Sustainable developments, reporting standards and setting a blueprint for the future
By Professor Carol Adams, January 2024
Carol Adams, Professor of Accounting and Chair of the Global Sustainability Standards Board (GSSB) at Global Reporting Initiative, on why reporting on organisations’ impacts is crucial to achieve real change.
As the deadline for meeting climate pledges and reversing the consequences of climate change draws nearer, the pressure grows for organisations to make a positive contribution.
To that end, there’s been a substantial amount of research into how frameworks, standards and other forms of reporting requirements can influence action aligned with sustainable development, by giving organisations a blueprint to follow. What they’re required to report on influences what gets attention and further action.
A focus on action
The Global Reporting Initiative (GRI) Standards which began as guidelines 26 years ago provide the most well-established blueprint so far. Now overseen by GRI’s Global Sustainability Standards Board (GSSB), they have progressively incorporated more disclosures that facilitate a transformation towards integrating sustainable development considerations into governance, strategy and policies. They also facilitate accountability for the most significant impacts of their activities upon the economy, the environment, and people, including their human rights.
The three recently revised GRI Universal Standards, which became effective this year, facilitate reporting on contribution to sustainable development. They require disclosures on the process for identifying an organisation’s most significant impacts, responsibility for managing those impacts, engagement with stakeholders, governance oversight, the scope of external assurance and the incorporation of sustainable development considerations into strategy and policy commitments, including remuneration. These are all known drivers of change. After all, if you’re required to disclose something, you’re going to have to think about the issue and take appropriate action first. The GRI Standards offer guidance on the process of determining the organisation’s most significant impacts.
The GRI Sector Standards set out the sustainable development context for different sectors, identify their most significant impacts and link them to the United Nations Sustainable Development Goals.
A focus on the consequences of impacts
An organisation’s most significant impacts and the cumulative impacts of many organisations over time have implications for the availability of natural resources and the relationships on which organisations depend. The consequences present risks and create opportunities for organisations and their stakeholders, including investors.
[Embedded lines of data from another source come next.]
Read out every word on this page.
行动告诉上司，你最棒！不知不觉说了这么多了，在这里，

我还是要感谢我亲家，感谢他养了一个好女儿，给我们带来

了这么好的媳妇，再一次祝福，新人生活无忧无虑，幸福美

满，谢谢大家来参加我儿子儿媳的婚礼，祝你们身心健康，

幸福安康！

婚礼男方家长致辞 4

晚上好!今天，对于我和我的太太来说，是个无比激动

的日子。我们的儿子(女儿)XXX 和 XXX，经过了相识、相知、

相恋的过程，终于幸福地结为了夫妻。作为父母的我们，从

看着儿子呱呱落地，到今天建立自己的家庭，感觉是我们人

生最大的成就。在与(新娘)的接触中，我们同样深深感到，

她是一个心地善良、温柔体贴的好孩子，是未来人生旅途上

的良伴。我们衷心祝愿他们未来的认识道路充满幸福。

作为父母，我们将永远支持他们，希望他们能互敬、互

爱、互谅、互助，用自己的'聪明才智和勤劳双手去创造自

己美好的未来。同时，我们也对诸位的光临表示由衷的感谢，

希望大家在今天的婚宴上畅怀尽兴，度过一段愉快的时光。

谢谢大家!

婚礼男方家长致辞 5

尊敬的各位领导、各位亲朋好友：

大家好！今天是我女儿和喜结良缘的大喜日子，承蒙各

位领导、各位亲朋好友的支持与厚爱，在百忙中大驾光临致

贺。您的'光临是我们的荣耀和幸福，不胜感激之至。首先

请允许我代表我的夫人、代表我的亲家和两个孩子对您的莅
The most significant impacts can be fed into an organisation’s Enterprise Risk Management System to identify actual and potential risks and financial consequences. The identification and management of these most significant impacts therefore makes good business sense.
Stakeholders have always played a powerful role in influencing corporate behaviour and investor returns. Think apartheid, Barclays and Shell; labour rights issues in the supply chain, Nike; marketing campaigns with negative impacts, Nestlé and so on. GRI was formed in the wake of the Exxon Valdez Alaskan oil spill, but this wasn’t the first corporate-created disaster and there’ve been many more since.
What’s next?
To achieve faster change, identifying and reporting on an organisation’s most significant impacts would need to be mandatory. The European Union has mandated the European Sustainability Reporting Standards that align with GRI Standards. The Securities and Exchange Board of India has also mandated aligned reporting. Mandated requirements alone aren’t enough. They need to be enforced and capacity building and training needs attention. Critically, the scope of external assurance engagements needs to be extended and particularly to cover the approach to identifying an organisation’s most significant impacts.
Just as I encourage the finance and sustainability functions of organisations to collaborate, I urge financial regulators to talk with areas of government responsible for economic, social and environmental matters in developing a reporting regime that benefits nations in a holistic way.
The GRI Standards provide a globally accepted starting point for such an approach.